Motion to award tender for roundabout at West Valley Road-Confederation Drive intersection passes, but three councillors vote against it, citing cost concerns
Three members of Corner Brook city council held firm on their convictions about the need for and the cost to taxpayers to put a roundabout in the city when the issue came up at Monday night’s council meeting.
Coun. Vaughn Granter, Coun. Linda Chaisson and Coun. Josh Carey voted against a motion to award a tender for construction of a roundabout at the intersection of West Valley Road and Confederation Drive to Marine Contractors at a cost of $914,537.79 (HST included).
But their opposition was not enough to put an end to the plan. Mayor Jim Parsons, Deputy Mayor Bill Griffin, Coun. Bernd Staeben and Coun. Tony Buckle all supported the motion, making way for the construction to go ahead.
The decision was made during council’s first meeting back in chambers since the start of the COVID-19 pandemic.
“I am a supporter of roundabouts. I think they work. But in this particular case, my decision in the past was driven by the fact that it would come in at a cost cheaper ... (but) we're looking at — even before shovels are in the ground — (a) nearly $200,000 overrun.” — Coun. Vaughn Granter
Putting a roundabout at the intersection was a recommendation in a traffic study conducted by the city that identified it as a problem area. Replacing the lights, which have a shorter lifespan than a roundabout, was not considered to result in any savings.

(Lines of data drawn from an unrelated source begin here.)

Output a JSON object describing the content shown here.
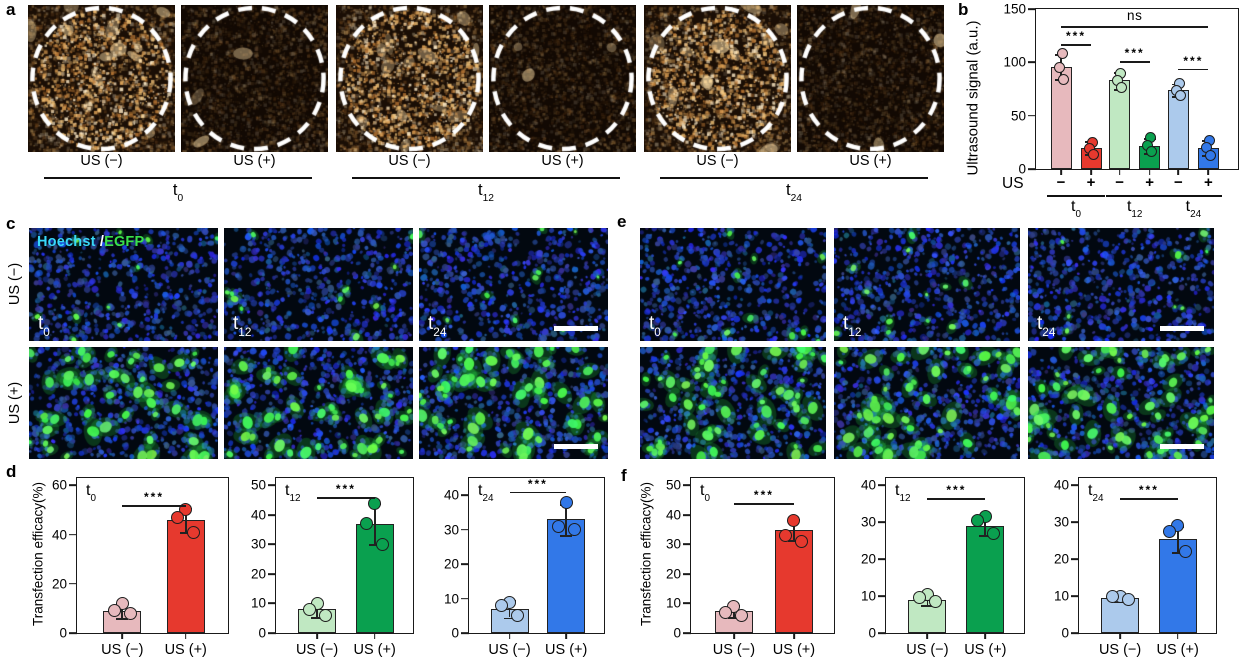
{
  "colors": {
    "t0_light": "#e7b9bd",
    "t0_dark": "#e6392e",
    "t12_light": "#c0e8c2",
    "t12_dark": "#0aa04f",
    "t24_light": "#accaec",
    "t24_dark": "#3278e8",
    "outline": "#222222",
    "hoechst_label_color": "#38d8f8",
    "egfp_label_color": "#3ae04a"
  },
  "panels": {
    "a": {
      "label": "a",
      "groups": [
        {
          "time": {
            "base": "t",
            "sub": "0"
          },
          "conditions": [
            "US (−)",
            "US (+)"
          ]
        },
        {
          "time": {
            "base": "t",
            "sub": "12"
          },
          "conditions": [
            "US (−)",
            "US (+)"
          ]
        },
        {
          "time": {
            "base": "t",
            "sub": "24"
          },
          "conditions": [
            "US (−)",
            "US (+)"
          ]
        }
      ]
    },
    "b": {
      "label": "b"
    },
    "c": {
      "label": "c",
      "stain_label": {
        "hoechst": "Hoechst",
        "separator": " /",
        "egfp": "EGFP"
      },
      "row_labels": [
        "US (−)",
        "US (+)"
      ],
      "times": [
        {
          "base": "t",
          "sub": "0"
        },
        {
          "base": "t",
          "sub": "12"
        },
        {
          "base": "t",
          "sub": "24"
        }
      ]
    },
    "d": {
      "label": "d"
    },
    "e": {
      "label": "e",
      "times": [
        {
          "base": "t",
          "sub": "0"
        },
        {
          "base": "t",
          "sub": "12"
        },
        {
          "base": "t",
          "sub": "24"
        }
      ]
    },
    "f": {
      "label": "f"
    }
  },
  "chart_data": [
    {
      "id": "b",
      "type": "bar",
      "layout": "grouped_pairs",
      "title": "",
      "xlabel": "",
      "ylabel": "Ultrasound signal (a.u.)",
      "ylim": [
        0,
        150
      ],
      "yticks": [
        0,
        50,
        100,
        150
      ],
      "grid": false,
      "legend": "none",
      "x_prefix": "US",
      "group_labels": [
        {
          "base": "t",
          "sub": "0"
        },
        {
          "base": "t",
          "sub": "12"
        },
        {
          "base": "t",
          "sub": "24"
        }
      ],
      "bars": [
        {
          "group": "t0",
          "us": "−",
          "value": 96,
          "err": 12,
          "points": [
            108,
            95,
            84
          ],
          "fill": "#e7b9bd"
        },
        {
          "group": "t0",
          "us": "+",
          "value": 20,
          "err": 6,
          "points": [
            25,
            19,
            14
          ],
          "fill": "#e6392e"
        },
        {
          "group": "t12",
          "us": "−",
          "value": 83,
          "err": 8,
          "points": [
            90,
            83,
            76
          ],
          "fill": "#c0e8c2"
        },
        {
          "group": "t12",
          "us": "+",
          "value": 22,
          "err": 7,
          "points": [
            30,
            22,
            16
          ],
          "fill": "#0aa04f"
        },
        {
          "group": "t24",
          "us": "−",
          "value": 74,
          "err": 6,
          "points": [
            80,
            74,
            69
          ],
          "fill": "#accaec"
        },
        {
          "group": "t24",
          "us": "+",
          "value": 20,
          "err": 7,
          "points": [
            27,
            20,
            13
          ],
          "fill": "#3278e8"
        }
      ],
      "significance": [
        {
          "bars": [
            0,
            1
          ],
          "y": 117,
          "label": "***"
        },
        {
          "bars": [
            2,
            3
          ],
          "y": 101,
          "label": "***"
        },
        {
          "bars": [
            4,
            5
          ],
          "y": 94,
          "label": "***"
        },
        {
          "bars": [
            0,
            5
          ],
          "y": 134,
          "label": "ns"
        }
      ]
    },
    {
      "id": "d-t0",
      "type": "bar",
      "layout": "two",
      "title": "",
      "xlabel": "",
      "ylabel": "Transfection efficacy(%)",
      "time": {
        "base": "t",
        "sub": "0"
      },
      "ylim": [
        0,
        63
      ],
      "yticks": [
        0,
        20,
        40,
        60
      ],
      "grid": false,
      "legend": "none",
      "categories": [
        "US (−)",
        "US (+)"
      ],
      "bars": [
        {
          "category": "US (−)",
          "value": 9,
          "err": 3,
          "points": [
            12,
            9,
            8
          ],
          "fill": "#e7b9bd"
        },
        {
          "category": "US (+)",
          "value": 46,
          "err": 5,
          "points": [
            50,
            47,
            41
          ],
          "fill": "#e6392e"
        }
      ],
      "significance": [
        {
          "bars": [
            0,
            1
          ],
          "y": 52,
          "label": "***"
        }
      ]
    },
    {
      "id": "d-t12",
      "type": "bar",
      "layout": "two",
      "title": "",
      "xlabel": "",
      "ylabel": "",
      "time": {
        "base": "t",
        "sub": "12"
      },
      "ylim": [
        0,
        52.5
      ],
      "yticks": [
        0,
        10,
        20,
        30,
        40,
        50
      ],
      "grid": false,
      "legend": "none",
      "categories": [
        "US (−)",
        "US (+)"
      ],
      "bars": [
        {
          "category": "US (−)",
          "value": 8,
          "err": 2.5,
          "points": [
            10,
            8,
            6
          ],
          "fill": "#c0e8c2"
        },
        {
          "category": "US (+)",
          "value": 37,
          "err": 7,
          "points": [
            44,
            37,
            30
          ],
          "fill": "#0aa04f"
        }
      ],
      "significance": [
        {
          "bars": [
            0,
            1
          ],
          "y": 46,
          "label": "***"
        }
      ]
    },
    {
      "id": "d-t24",
      "type": "bar",
      "layout": "two",
      "title": "",
      "xlabel": "",
      "ylabel": "",
      "time": {
        "base": "t",
        "sub": "24"
      },
      "ylim": [
        0,
        45
      ],
      "yticks": [
        0,
        10,
        20,
        30,
        40
      ],
      "grid": false,
      "legend": "none",
      "categories": [
        "US (−)",
        "US (+)"
      ],
      "bars": [
        {
          "category": "US (−)",
          "value": 7,
          "err": 2.5,
          "points": [
            9,
            8,
            5
          ],
          "fill": "#accaec"
        },
        {
          "category": "US (+)",
          "value": 33,
          "err": 4.5,
          "points": [
            38,
            31,
            30
          ],
          "fill": "#3278e8"
        }
      ],
      "significance": [
        {
          "bars": [
            0,
            1
          ],
          "y": 41,
          "label": "***"
        }
      ]
    },
    {
      "id": "f-t0",
      "type": "bar",
      "layout": "two",
      "title": "",
      "xlabel": "",
      "ylabel": "Transfection efficacy(%)",
      "time": {
        "base": "t",
        "sub": "0"
      },
      "ylim": [
        0,
        52.5
      ],
      "yticks": [
        0,
        10,
        20,
        30,
        40,
        50
      ],
      "grid": false,
      "legend": "none",
      "categories": [
        "US (−)",
        "US (+)"
      ],
      "bars": [
        {
          "category": "US (−)",
          "value": 7.5,
          "err": 2,
          "points": [
            9,
            7,
            6
          ],
          "fill": "#e7b9bd"
        },
        {
          "category": "US (+)",
          "value": 35,
          "err": 3.5,
          "points": [
            38,
            33,
            31
          ],
          "fill": "#e6392e"
        }
      ],
      "significance": [
        {
          "bars": [
            0,
            1
          ],
          "y": 44,
          "label": "***"
        }
      ]
    },
    {
      "id": "f-t12",
      "type": "bar",
      "layout": "two",
      "title": "",
      "xlabel": "",
      "ylabel": "",
      "time": {
        "base": "t",
        "sub": "12"
      },
      "ylim": [
        0,
        42
      ],
      "yticks": [
        0,
        10,
        20,
        30,
        40
      ],
      "grid": false,
      "legend": "none",
      "categories": [
        "US (−)",
        "US (+)"
      ],
      "bars": [
        {
          "category": "US (−)",
          "value": 9,
          "err": 1.5,
          "points": [
            10.5,
            9.5,
            8.5
          ],
          "fill": "#c0e8c2"
        },
        {
          "category": "US (+)",
          "value": 29,
          "err": 2.5,
          "points": [
            31.5,
            30.5,
            27
          ],
          "fill": "#0aa04f"
        }
      ],
      "significance": [
        {
          "bars": [
            0,
            1
          ],
          "y": 36.5,
          "label": "***"
        }
      ]
    },
    {
      "id": "f-t24",
      "type": "bar",
      "layout": "two",
      "title": "",
      "xlabel": "",
      "ylabel": "",
      "time": {
        "base": "t",
        "sub": "24"
      },
      "ylim": [
        0,
        42
      ],
      "yticks": [
        0,
        10,
        20,
        30,
        40
      ],
      "grid": false,
      "legend": "none",
      "categories": [
        "US (−)",
        "US (+)"
      ],
      "bars": [
        {
          "category": "US (−)",
          "value": 9.5,
          "err": 1,
          "points": [
            10,
            9.8,
            9
          ],
          "fill": "#accaec"
        },
        {
          "category": "US (+)",
          "value": 25.5,
          "err": 3.5,
          "points": [
            29,
            27.5,
            22
          ],
          "fill": "#3278e8"
        }
      ],
      "significance": [
        {
          "bars": [
            0,
            1
          ],
          "y": 36.5,
          "label": "***"
        }
      ]
    }
  ]
}
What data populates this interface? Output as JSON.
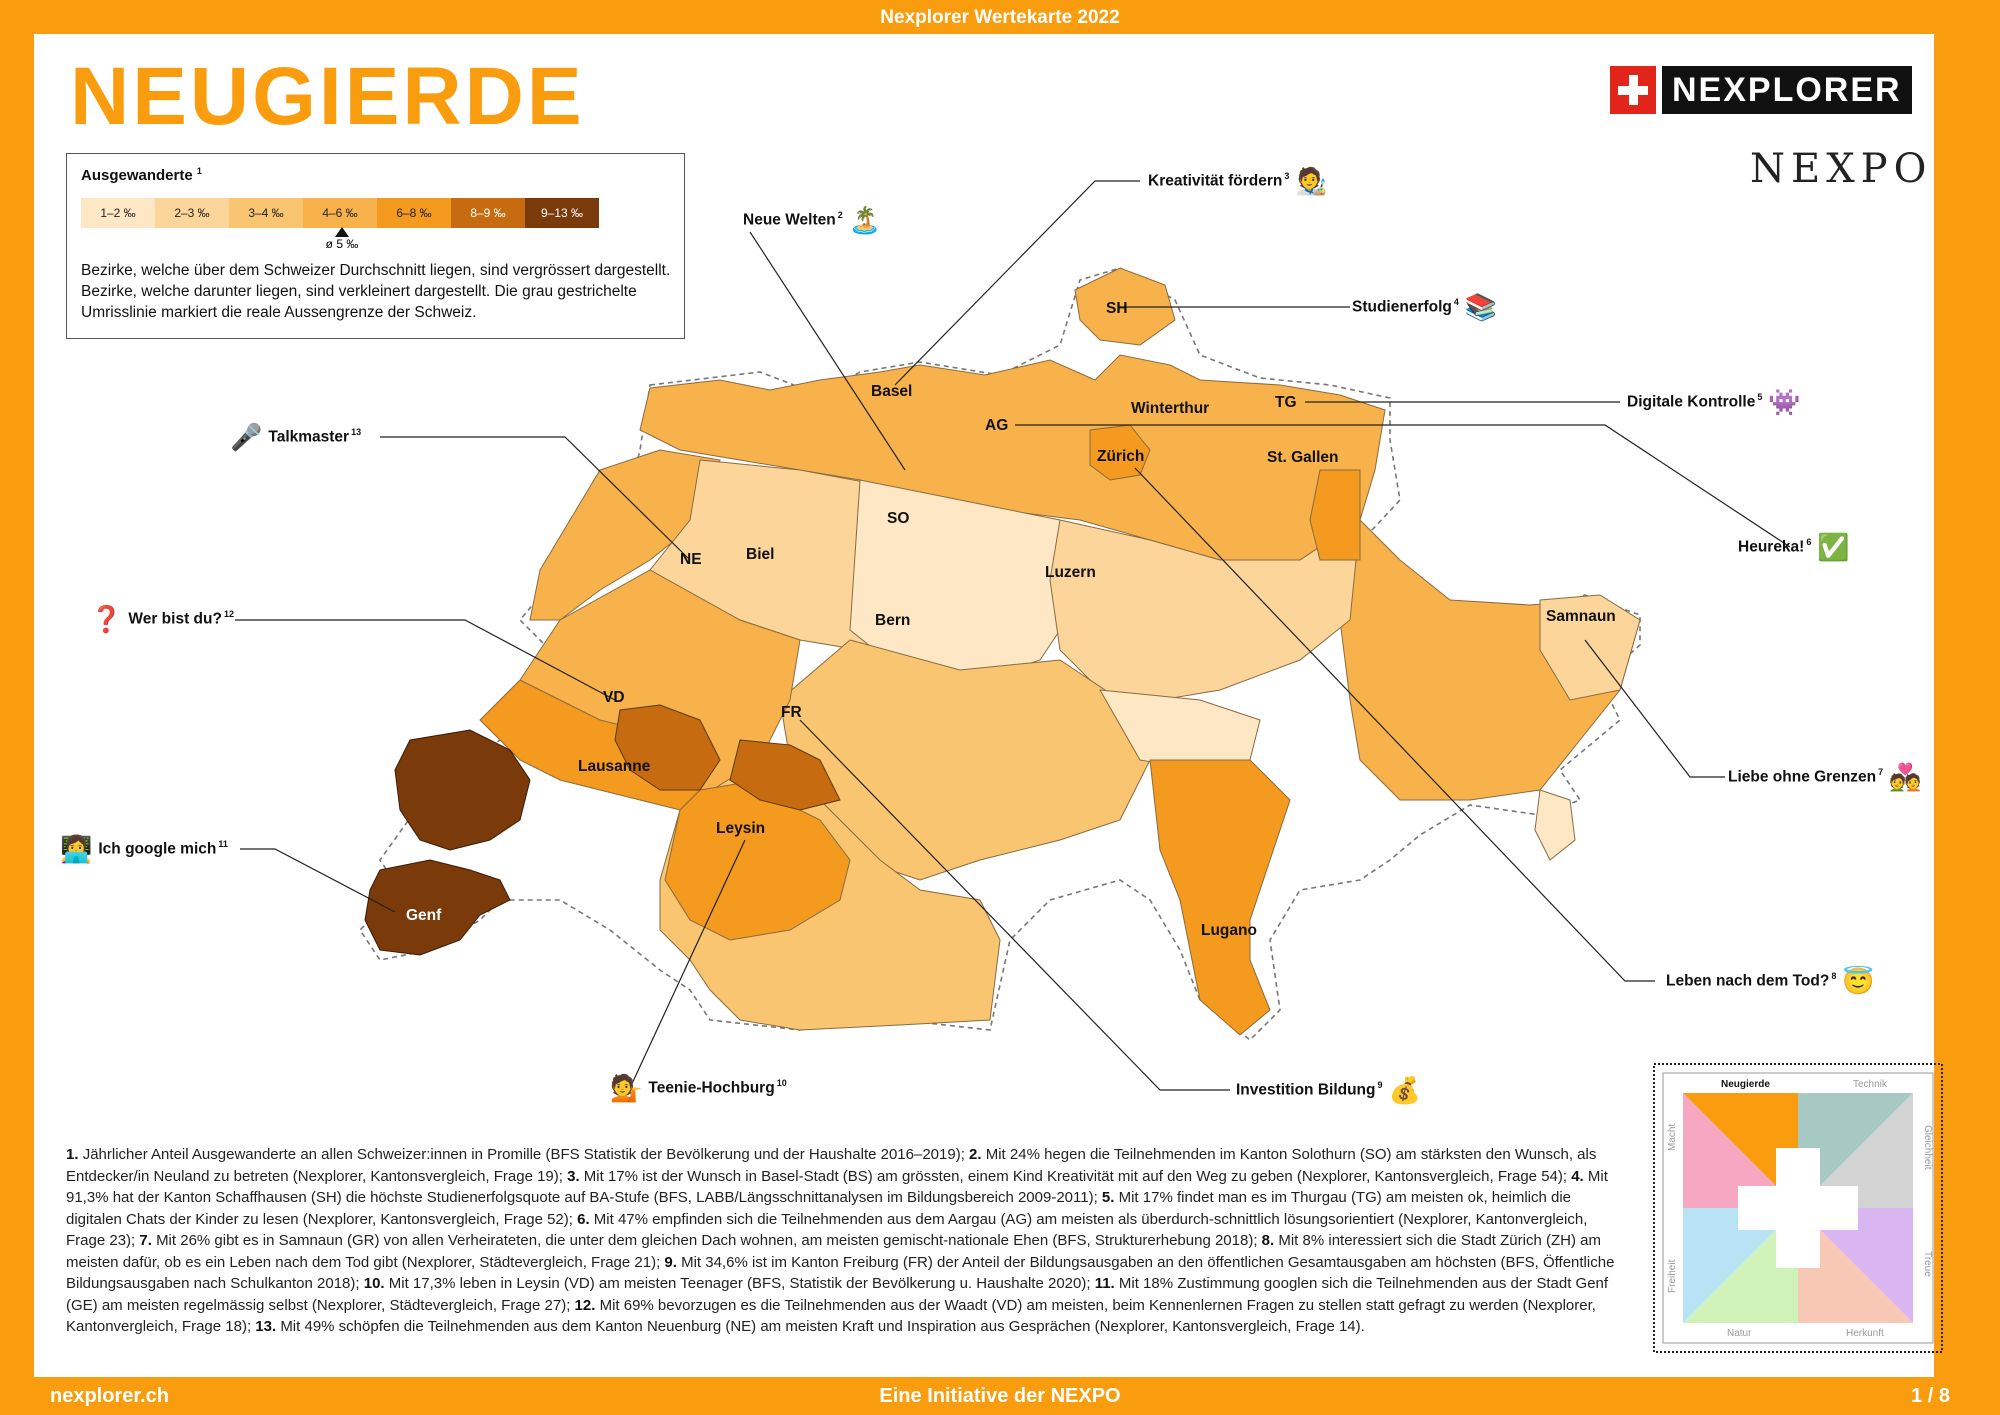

Originally, the city put the cost of the cost-shared project at $865,000, including consulting and engineering fees. But as it was pointed out during the meeting, the cost has increased.
No timeframe for when the roundabout will be installed was given during the meeting.
Staeben said he was skeptical when the project was first announced.
“Not sure whether we really need it or want it,” he said.
But after driving through a roundabout in St. John’s recently, his mind was changed.
“I really saw the roundabout in action … and it seemed to be working really well.”
Granter said his perspective from the beginning was always about cost.
“I am a supporter of roundabouts. I think they work," Granter said. "But in this particular case, my decision in the past was driven by the fact that it would come in as a cost cheaper for the residents of Corner Brook and now we’re looking at — even before shovels are in the ground — (a) nearly $200,000 overrun already.”
Chaisson said a roundabout was presented as a cheaper option, and now it’s not.
“We are over budget right now to start off," Chaisson said. “I will not be supporting this motion tonight based on the cost for the taxpayers of the city of Corner Brook.
Carey said this was the more expensive option.
“At $167,000 over budget, going into a project of this size, this magnitude, we’re also shifting the project now from centre to the right which is going to add some additional costs, which is what we’re seeing here," Carey said. "I’m not really certain what the various variables are, how we’re going to control those variables, so therefore I will not be supporting the motion.
“And I honestly and truly don’t believe that we need a roundabout in that particular area. The traffic, in my opinion, is not sufficient enough to really warrant it.”
Buckle said there would be an overrun.
“But reading up on it, these roundabouts last anywhere from 20 to 25 years. A set of lights lasts 10 years, not counting the maintenance on them. So, if you look at it and have to replace two sets of lights in 20 years, it would pay off that cost alone.”
Griffin said that 30 years ago the same argument of going from a streetlight to roundabout was had over the increase in cost of going from Class A to pavement.
“I think roundabouts are coming and I think we need to get used to it. I don’t have any issue with it,” Griffin said.
Parsons said there are benefits to roundabouts, but he didn’t think one would be put in at any cost.
“So, you have to weigh off whether or not you want to get what’s more or less a permanent solution for that intersection, or a temporary solution without potentially any cost savings," Parsons said.
“I think it’s really a question of, do we go ahead or do we quit and start again. I don’t think there is any cost savings in quitting and starting again.”